Where is the Dodge Rampage made?
The Dodge Rampage was built in the United States, at Chrysler's Newark Assembly Plant in Newark, Delaware.
Launched in the early 1980s, the Rampage was a two‑door, unibody pickup built on the Horizon/Omni-based L‑platform and produced for the 1982–1984 model years as part of Dodge's car‑leaning approach to small trucks.
Primary manufacturing site
To understand where the Rampage came from, it helps to know its production home and the North American manufacturing strategy of the era.
- Production years: 1982–1984 model years
- Primary assembly plant: Newark Assembly Plant, Newark, Delaware, United States
- Platform/body: L-body platform (Horizon/Omni lineage), unibody two‑door pickup
- Drive layout: Front-wheel drive
- Engine options: 2.2-liter inline-four standard; 2.6-liter inline-four optional
These points highlight the Rampage’s manufacturing footprint: a U.S.-built, front‑drive, unibody pickup tied to Chrysler’s North American L‑platform strategy of the early 1980s.

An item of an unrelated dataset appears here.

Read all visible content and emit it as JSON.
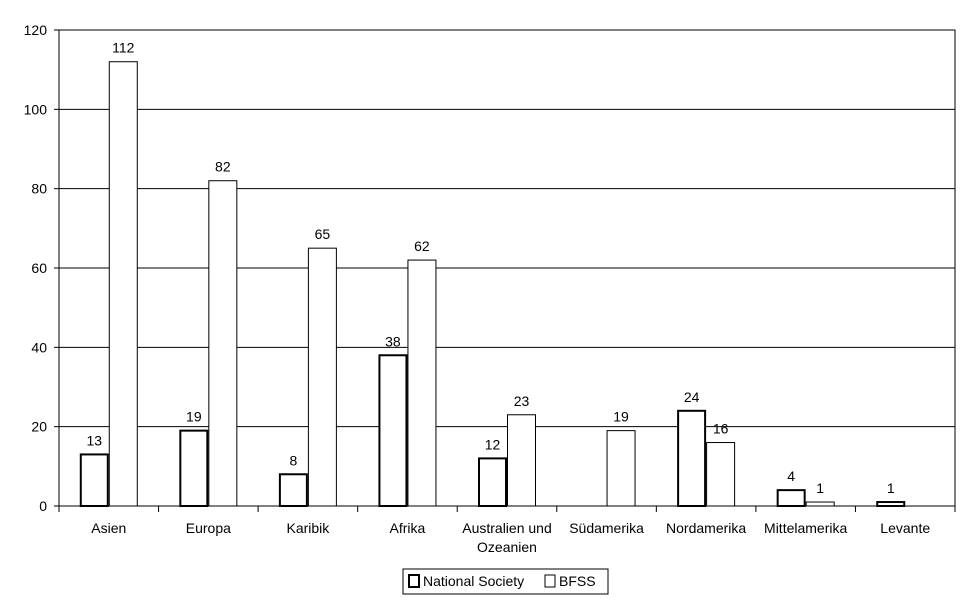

Context within Chrysler's North American lineup
The Rampage sat at the intersection of passenger-car engineering and light-truck utility, reflecting Chrysler’s approach to small vehicles during the early 1980s. Built on the same general platform as other horizon-based models, it shared components and engineering with multiple North American products, while being marketed as a sportier, two‑door pickup option.
Design and engineering notes
Characterized by a coupe-like silhouette, a compact cargo bed, and a focus on handling akin to a car rather than a traditional pickup, the Rampage leveraged the Horizon/Omni’s unibody construction to achieve a lower ride height and more car-like dynamics than some of its rivals.
Ultimately, the Rampage was a relatively short-lived chapter in Dodge’s history—an early-1980s experiment that paired compact-car underpinnings with a small pickup bed, produced at a single primary site in the United States.
Summary
The Dodge Rampage was manufactured in the United States at the Newark Assembly Plant in Newark, Delaware, serving as a brief, car‑like two‑door pickup on the L‑body platform from 1982 to 1984. Its creation reflected Chrysler’s North American production strategy of the era, balancing shared engineering with a distinctively sportier take on a small pickup.